Muhammad Syafii, salah satu wakil dari Fraksi Gerindra, amat bersemangat masuk ke dalam Pansus KPK. Dia bahkan siap ditunjuk sebagai pimpinan Pansus KPK ini. “Memimpin Pansus RUU Terorisme saja saya siap, masa angket KPK tidak siap,” ujar Muhammad Syafii.

Ditegaskannya, keikutsertaan Gerindra ke dalam Pansus KPK merupakan bentuk penghormatan atas keputusan paripurna. Karena itu, ia menepis anggapan bahwa Gerindra tidak konsisten, karena sempat menolak pada awal pembentukkan hak angket terhadap KPK.
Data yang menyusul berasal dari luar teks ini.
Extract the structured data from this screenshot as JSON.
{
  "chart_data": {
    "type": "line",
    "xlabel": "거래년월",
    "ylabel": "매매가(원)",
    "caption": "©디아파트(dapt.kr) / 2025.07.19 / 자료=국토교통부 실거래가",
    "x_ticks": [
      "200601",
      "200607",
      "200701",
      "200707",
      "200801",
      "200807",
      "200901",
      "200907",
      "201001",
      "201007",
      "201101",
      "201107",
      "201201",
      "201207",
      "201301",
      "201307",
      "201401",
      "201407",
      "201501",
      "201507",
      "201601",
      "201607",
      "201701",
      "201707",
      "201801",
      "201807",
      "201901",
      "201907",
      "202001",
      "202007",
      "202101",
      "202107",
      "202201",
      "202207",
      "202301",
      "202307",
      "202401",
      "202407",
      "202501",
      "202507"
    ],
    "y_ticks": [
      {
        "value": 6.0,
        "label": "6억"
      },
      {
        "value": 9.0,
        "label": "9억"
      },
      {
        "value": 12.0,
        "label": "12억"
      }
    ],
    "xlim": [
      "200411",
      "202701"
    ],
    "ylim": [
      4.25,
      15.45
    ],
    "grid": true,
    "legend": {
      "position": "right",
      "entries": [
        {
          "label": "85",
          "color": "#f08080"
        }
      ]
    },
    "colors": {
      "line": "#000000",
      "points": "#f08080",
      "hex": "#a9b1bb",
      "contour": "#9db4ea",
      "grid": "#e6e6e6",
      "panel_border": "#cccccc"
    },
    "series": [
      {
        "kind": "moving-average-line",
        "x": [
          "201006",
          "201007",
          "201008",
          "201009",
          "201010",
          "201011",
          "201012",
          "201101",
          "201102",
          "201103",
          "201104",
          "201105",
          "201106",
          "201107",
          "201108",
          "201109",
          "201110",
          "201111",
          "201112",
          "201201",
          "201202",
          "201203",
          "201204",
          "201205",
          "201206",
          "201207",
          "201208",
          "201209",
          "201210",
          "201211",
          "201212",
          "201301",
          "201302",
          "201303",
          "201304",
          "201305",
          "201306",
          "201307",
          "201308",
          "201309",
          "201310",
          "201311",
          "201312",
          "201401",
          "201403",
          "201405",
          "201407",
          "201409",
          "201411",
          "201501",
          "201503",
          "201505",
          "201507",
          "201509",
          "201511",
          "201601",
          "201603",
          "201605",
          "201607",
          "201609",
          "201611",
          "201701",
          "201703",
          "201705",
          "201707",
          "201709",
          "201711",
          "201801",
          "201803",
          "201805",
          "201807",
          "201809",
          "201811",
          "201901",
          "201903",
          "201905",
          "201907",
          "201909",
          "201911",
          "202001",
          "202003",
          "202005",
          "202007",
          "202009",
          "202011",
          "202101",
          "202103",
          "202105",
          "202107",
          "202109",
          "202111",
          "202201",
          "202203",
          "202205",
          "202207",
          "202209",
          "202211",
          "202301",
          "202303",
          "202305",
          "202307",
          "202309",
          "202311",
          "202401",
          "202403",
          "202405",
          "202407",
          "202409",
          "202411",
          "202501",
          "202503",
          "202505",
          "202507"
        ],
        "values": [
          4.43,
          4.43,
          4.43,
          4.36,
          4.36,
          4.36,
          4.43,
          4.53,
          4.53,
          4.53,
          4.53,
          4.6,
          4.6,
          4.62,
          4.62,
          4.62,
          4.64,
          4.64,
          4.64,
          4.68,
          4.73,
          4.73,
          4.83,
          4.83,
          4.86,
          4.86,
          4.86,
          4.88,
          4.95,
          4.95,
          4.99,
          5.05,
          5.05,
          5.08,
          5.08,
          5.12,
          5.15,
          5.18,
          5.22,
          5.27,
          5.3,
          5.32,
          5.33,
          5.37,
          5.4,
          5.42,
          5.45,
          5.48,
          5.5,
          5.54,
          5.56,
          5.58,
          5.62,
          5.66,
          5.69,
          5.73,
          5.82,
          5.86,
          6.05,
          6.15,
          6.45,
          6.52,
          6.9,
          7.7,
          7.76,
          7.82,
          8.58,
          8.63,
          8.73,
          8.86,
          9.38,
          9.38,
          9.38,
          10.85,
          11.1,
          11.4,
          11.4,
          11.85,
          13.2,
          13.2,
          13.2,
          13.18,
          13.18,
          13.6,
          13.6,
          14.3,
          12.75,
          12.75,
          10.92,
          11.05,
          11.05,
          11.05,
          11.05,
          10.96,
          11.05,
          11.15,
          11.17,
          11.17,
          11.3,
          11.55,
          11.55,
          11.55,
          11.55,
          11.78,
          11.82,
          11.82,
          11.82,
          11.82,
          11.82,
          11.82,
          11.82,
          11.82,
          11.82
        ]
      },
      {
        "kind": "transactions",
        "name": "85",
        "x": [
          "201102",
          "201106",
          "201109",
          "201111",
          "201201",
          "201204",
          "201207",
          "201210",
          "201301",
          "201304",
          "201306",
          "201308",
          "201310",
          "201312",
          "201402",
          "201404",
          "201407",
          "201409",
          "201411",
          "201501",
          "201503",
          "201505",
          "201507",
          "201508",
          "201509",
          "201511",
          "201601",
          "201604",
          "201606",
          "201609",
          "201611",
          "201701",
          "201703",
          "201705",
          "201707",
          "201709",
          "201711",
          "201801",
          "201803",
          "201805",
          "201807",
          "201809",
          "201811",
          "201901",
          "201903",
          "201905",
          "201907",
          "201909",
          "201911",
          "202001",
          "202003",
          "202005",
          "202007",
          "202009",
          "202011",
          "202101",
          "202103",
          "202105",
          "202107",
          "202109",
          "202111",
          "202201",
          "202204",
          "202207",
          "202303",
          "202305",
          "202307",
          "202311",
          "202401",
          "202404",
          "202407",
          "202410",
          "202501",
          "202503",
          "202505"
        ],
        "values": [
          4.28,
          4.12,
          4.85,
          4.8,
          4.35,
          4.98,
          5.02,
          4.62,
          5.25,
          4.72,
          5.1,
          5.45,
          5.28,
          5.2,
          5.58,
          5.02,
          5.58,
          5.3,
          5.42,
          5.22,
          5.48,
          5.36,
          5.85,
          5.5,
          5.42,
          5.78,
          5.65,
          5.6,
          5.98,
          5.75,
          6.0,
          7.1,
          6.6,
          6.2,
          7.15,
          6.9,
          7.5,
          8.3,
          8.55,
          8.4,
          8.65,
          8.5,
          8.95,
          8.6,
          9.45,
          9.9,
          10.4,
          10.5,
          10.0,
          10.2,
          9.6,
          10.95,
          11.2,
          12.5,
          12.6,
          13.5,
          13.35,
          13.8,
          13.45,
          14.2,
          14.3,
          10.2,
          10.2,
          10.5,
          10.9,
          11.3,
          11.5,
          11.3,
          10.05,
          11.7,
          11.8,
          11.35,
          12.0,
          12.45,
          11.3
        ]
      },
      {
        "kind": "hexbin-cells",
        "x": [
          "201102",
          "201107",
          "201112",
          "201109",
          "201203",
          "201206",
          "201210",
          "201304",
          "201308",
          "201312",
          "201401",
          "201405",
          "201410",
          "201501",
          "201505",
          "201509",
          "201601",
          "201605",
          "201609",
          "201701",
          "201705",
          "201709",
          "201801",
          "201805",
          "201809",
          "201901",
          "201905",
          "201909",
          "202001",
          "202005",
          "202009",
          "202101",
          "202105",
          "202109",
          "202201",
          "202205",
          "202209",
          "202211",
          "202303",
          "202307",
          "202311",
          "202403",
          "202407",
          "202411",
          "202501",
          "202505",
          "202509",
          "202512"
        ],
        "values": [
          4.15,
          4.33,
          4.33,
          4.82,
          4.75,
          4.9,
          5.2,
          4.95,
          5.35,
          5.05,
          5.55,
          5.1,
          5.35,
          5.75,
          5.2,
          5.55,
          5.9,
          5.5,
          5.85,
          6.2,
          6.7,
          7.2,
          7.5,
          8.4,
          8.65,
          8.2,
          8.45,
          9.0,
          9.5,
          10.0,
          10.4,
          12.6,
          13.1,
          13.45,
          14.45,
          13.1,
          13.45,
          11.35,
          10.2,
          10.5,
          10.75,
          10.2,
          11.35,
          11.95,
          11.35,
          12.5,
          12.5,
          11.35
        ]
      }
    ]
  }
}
“Berbeda pendapat sebelum keputusan itu biasa. Tapi kalau sudah diambil keputusan maka tidak berarti kami menolak keputusan,” ujar Syafii.

Sementara, anggota DPR Fraksi Hanura Dossy Iskandar menyatakan, Hanura resmi menunjuk dirinya untuk masuk ke dalam pansus angket KPK.

Ia berkata, partainya telah memerintahkan untuk mengawal jalannya pansus, termasuk menanyakan soal kasus dugaan korupsi Miryam S. Haryani.

“Itu (Kasus Miryam) bagian kecil saja. Setiap hari yang bergaul di Komisi III tentu punya catatan kinerja tata kelola (KPK),” ujar Dossy.

Baca Juga  Ini yang Buat Gerindra Kirim Wakilnya untuk Pansus KPK
iskandar
Dossy Iskandar, satu-satunya wakil dari Hanura

Dossy juga mengklaim siap ditunjuk sebagai pimpinan pansus angket KPK. Namun, ia meyebut, kesiapannya harus sejalan dengan kesepakatan rapat perdana pansus angket KPK. “Kami hargailah perkembangan pendapat di dalam rapat-rapat (pansus),” ujarnya.

Pembentukan hak angket awalnya digulirkan oleh anggota komisi III DPR. Tujuannya untuk menyelidiki pengakuan Miryam kepada Penyidik KPK Novel Baswedan yang mengaku ditekan oleh sejumlah anggota DPR saat menjadi saksi kasus korupsi e-KTP.

Dalam persidangan kasus korupsi e-KTP dengan terdakwa mantan pejabat kementerian Dalam Negeri, Irman dan Sugiharto, Novel mengungkapkan miryam ditekan oleh enam anggota DPR. Karena itu, Miryam mencabut Berita Acara Pemeriksaan.